Managing Node Groups¶
What is a Node Group?¶
A Node Group is a logical collection of Kubernetes nodes that share common hardware characteristics, such as CPU and GPU manufacturer/model. Node groups enable administrators to:
- Target Workloads: Schedule specific applications (e.g., GPU-intensive AI jobs) to nodes with compatible hardware.
- Simplify Management: Apply policies, quotas, or updates to groups of nodes collectively.
- Optimize Costs: Isolate workloads to nodes with cost-effective hardware for their requirements.
Key Features¶
- Resource Allocation: Reserve nodes for critical workloads or teams.
- Scalability: Dynamically add/remove nodes as demand changes.
Node Group Dashboard¶
The Node Group dashboard can be divided into two primary sections:
Node Group Management Controls:¶
- "Search Node Groups" Field: An input field with a magnifying glass icon, enabling administrators to search for specific node groups by name.
- "+ New Node Group" Button: A button used to initiate the process of creating a new node group.
Node Group Card:¶
(Example: ng-amd-23.49-nvidia-a10g-12.4):
Each card represents a single node group and displays its essential information and management options:
- Node Group Icon: A visual identifier for the node group (e.g., stylized cube).
- Node Group Name: The unique name of the node group (e.g., ng-amd-23.49-nvidia-a10g-12.4).
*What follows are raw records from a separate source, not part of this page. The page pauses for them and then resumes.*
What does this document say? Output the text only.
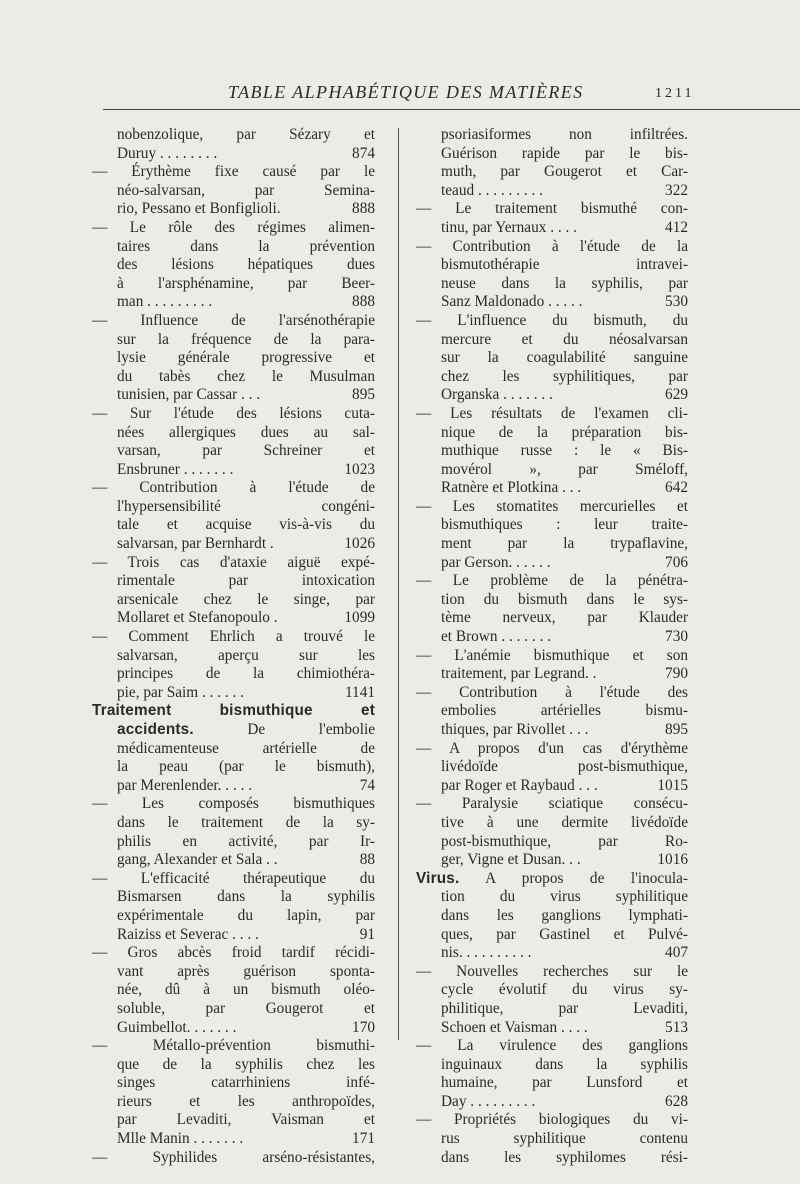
TABLE ALPHABÉTIQUE DES MATIÈRES	1211
nobenzolique, par Sézary et
Duruy . . . . . . . .	874
— Érythème fixe causé par le
néo-salvarsan, par Semina-
rio, Pessano et Bonfiglioli.	888
— Le rôle des régimes alimen-
taires dans la prévention
des lésions hépatiques dues
à l'arsphénamine, par Beer-
man . . . . . . . . .	888
— Influence de l'arsénothérapie
sur la fréquence de la para-
lysie générale progressive et
du tabès chez le Musulman
tunisien, par Cassar . . .	895
— Sur l'étude des lésions cuta-
nées allergiques dues au sal-
varsan, par Schreiner et
Ensbruner . . . . . . .	1023
— Contribution à l'étude de
l'hypersensibilité congéni-
tale et acquise vis-à-vis du
salvarsan, par Bernhardt .	1026
— Trois cas d'ataxie aiguë expé-
rimentale par intoxication
arsenicale chez le singe, par
Mollaret et Stefanopoulo .	1099
— Comment Ehrlich a trouvé le
salvarsan, aperçu sur les
principes de la chimiothéra-
pie, par Saim . . . . . .	1141
Traitement bismuthique et
accidents. De l'embolie
médicamenteuse artérielle de
la peau (par le bismuth),
par Merenlender. . . . .	74
— Les composés bismuthiques
dans le traitement de la sy-
philis en activité, par Ir-
gang, Alexander et Sala . .	88
— L'efficacité thérapeutique du
Bismarsen dans la syphilis
expérimentale du lapin, par
Raiziss et Severac . . . .	91
— Gros abcès froid tardif récidi-
vant après guérison sponta-
née, dû à un bismuth oléo-
soluble, par Gougerot et
Guimbellot. . . . . . .	170
— Métallo-prévention bismuthi-
que de la syphilis chez les
singes catarrhiniens infé-
rieurs et les anthropoïdes,
par Levaditi, Vaisman et
Mlle Manin . . . . . . .	171
— Syphilides arséno-résistantes,
psoriasiformes non infiltrées.
Guérison rapide par le bis-
muth, par Gougerot et Car-
teaud . . . . . . . . .	322
— Le traitement bismuthé con-
tinu, par Yernaux . . . .	412
— Contribution à l'étude de la
bismutothérapie intravei-
neuse dans la syphilis, par
Sanz Maldonado . . . . .	530
— L'influence du bismuth, du
mercure et du néosalvarsan
sur la coagulabilité sanguine
chez les syphilitiques, par
Organska . . . . . . .	629
— Les résultats de l'examen cli-
nique de la préparation bis-
muthique russe : le « Bis-
movérol », par Sméloff,
Ratnère et Plotkina . . .	642
— Les stomatites mercurielles et
bismuthiques : leur traite-
ment par la trypaflavine,
par Gerson. . . . . .	706
— Le problème de la pénétra-
tion du bismuth dans le sys-
tème nerveux, par Klauder
et Brown . . . . . . .	730
— L'anémie bismuthique et son
traitement, par Legrand. .	790
— Contribution à l'étude des
embolies artérielles bismu-
thiques, par Rivollet . . .	895
— A propos d'un cas d'érythème
livédoïde post-bismuthique,
par Roger et Raybaud . . .	1015
— Paralysie sciatique consécu-
tive à une dermite livédoïde
post-bismuthique, par Ro-
ger, Vigne et Dusan. . .	1016
Virus. A propos de l'inocula-
tion du virus syphilitique
dans les ganglions lymphati-
ques, par Gastinel et Pulvé-
nis. . . . . . . . . .	407
— Nouvelles recherches sur le
cycle évolutif du virus sy-
philitique, par Levaditi,
Schoen et Vaisman . . . .	513
— La virulence des ganglions
inguinaux dans la syphilis
humaine, par Lunsford et
Day . . . . . . . . .	628
— Propriétés biologiques du vi-
rus syphilitique contenu
dans les syphilomes rési-
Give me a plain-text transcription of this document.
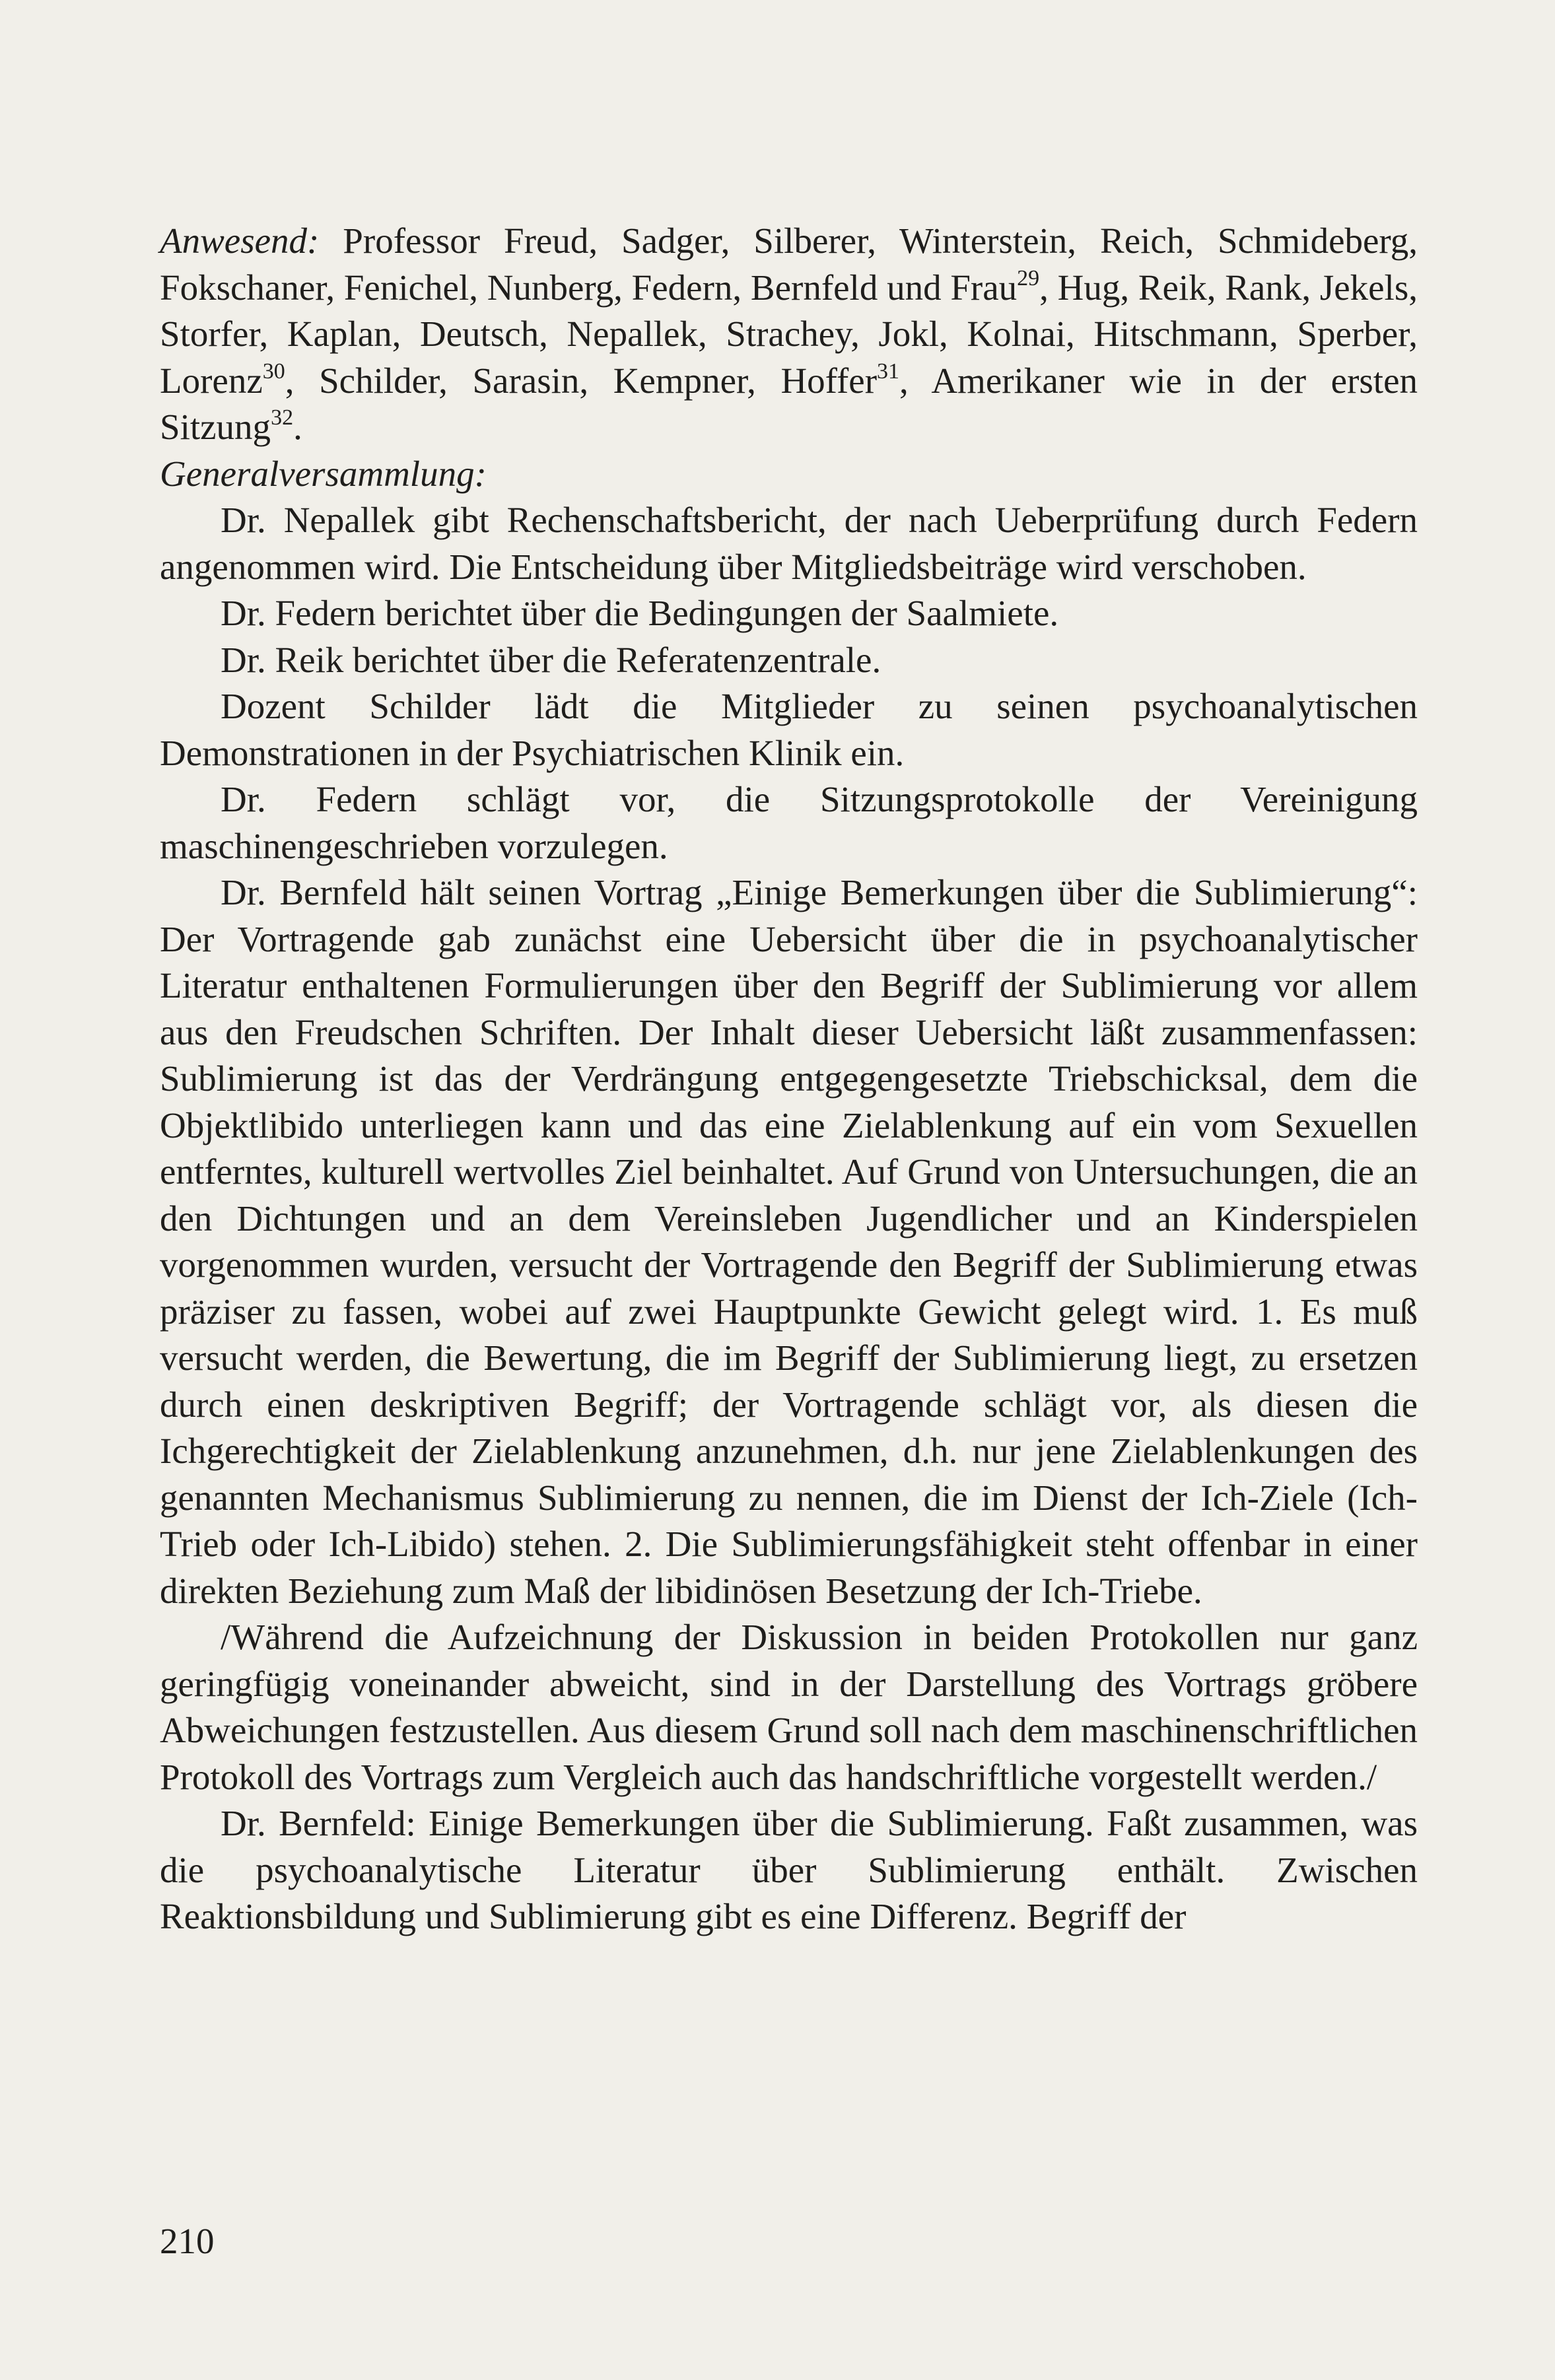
Anwesend: Professor Freud, Sadger, Silberer, Winterstein, Reich, Schmideberg, Fokschaner, Fenichel, Nunberg, Federn, Bernfeld und Frau$^{29}$, Hug, Reik, Rank, Jekels, Storfer, Kaplan, Deutsch, Nepallek, Strachey, Jokl, Kolnai, Hitschmann, Sperber, Lorenz$^{30}$, Schilder, Sarasin, Kempner, Hoffer$^{31}$, Amerikaner wie in der ersten Sitzung$^{32}$.

Generalversammlung:

Dr. Nepallek gibt Rechenschaftsbericht, der nach Ueberprüfung durch Federn angenommen wird. Die Entscheidung über Mitgliedsbeiträge wird verschoben.

Dr. Federn berichtet über die Bedingungen der Saalmiete.

Dr. Reik berichtet über die Referatenzentrale.

Dozent Schilder lädt die Mitglieder zu seinen psychoanalytischen Demonstrationen in der Psychiatrischen Klinik ein.

Dr. Federn schlägt vor, die Sitzungsprotokolle der Vereinigung maschinengeschrieben vorzulegen.

Dr. Bernfeld hält seinen Vortrag „Einige Bemerkungen über die Sublimierung“: Der Vortragende gab zunächst eine Uebersicht über die in psychoanalytischer Literatur enthaltenen Formulierungen über den Begriff der Sublimierung vor allem aus den Freudschen Schriften. Der Inhalt dieser Uebersicht läßt zusammenfassen: Sublimierung ist das der Verdrängung entgegengesetzte Triebschicksal, dem die Objektlibido unterliegen kann und das eine Zielablenkung auf ein vom Sexuellen entferntes, kulturell wertvolles Ziel beinhaltet. Auf Grund von Untersuchungen, die an den Dichtungen und an dem Vereinsleben Jugendlicher und an Kinderspielen vorgenommen wurden, versucht der Vortragende den Begriff der Sublimierung etwas präziser zu fassen, wobei auf zwei Hauptpunkte Gewicht gelegt wird. 1. Es muß versucht werden, die Bewertung, die im Begriff der Sublimierung liegt, zu ersetzen durch einen deskriptiven Begriff; der Vortragende schlägt vor, als diesen die Ichgerechtigkeit der Zielablenkung anzunehmen, d.h. nur jene Zielablenkungen des genannten Mechanismus Sublimierung zu nennen, die im Dienst der Ich-Ziele (Ich-Trieb oder Ich-Libido) stehen. 2. Die Sublimierungsfähigkeit steht offenbar in einer direkten Beziehung zum Maß der libidinösen Besetzung der Ich-Triebe.

/Während die Aufzeichnung der Diskussion in beiden Protokollen nur ganz geringfügig voneinander abweicht, sind in der Darstellung des Vortrags gröbere Abweichungen festzustellen. Aus diesem Grund soll nach dem maschinenschriftlichen Protokoll des Vortrags zum Vergleich auch das handschriftliche vorgestellt werden./

Dr. Bernfeld: Einige Bemerkungen über die Sublimierung. Faßt zusammen, was die psychoanalytische Literatur über Sublimierung enthält. Zwischen Reaktionsbildung und Sublimierung gibt es eine Differenz. Begriff der

210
- Node Group Tag: A custom tag associated with the node group (e.g., corporate), useful for categorization.
-
Node Health Summary:
- "Nodes" Count: The total number of nodes within this group (e.g., 1).
- Status Indicators: Small circles representing the health status of nodes within the group.
Name Icon Ready Not Ready Unknown -
Aggregated Resource Summary
- GPUs: Total number of GPUs available across all nodes in the group.
- CPU Cores: Total number of CPU cores available across all nodes in the group.
- CPU Memory: Total amount of memory (in GiB) available across all nodes in the group.
- Action Icons:
- Edit Icon (Pen): Allows administrators to modify the settings or properties of the node group.
- Delete Icon (Trash Can): Used to remove or delete the node group from the system.
Node Group Operations¶
- Create a Node Group:
- Create a new node group to organize nodes with shared attributes (e.g., GPU type, memory capacity).
- Remove a Node Group:
- Remove a node group when it’s no longer needed. This does not delete the nodes themselves.
- Edit a Node Group:
- Modify group properties, such as adding or removing nodes from the node group, etc.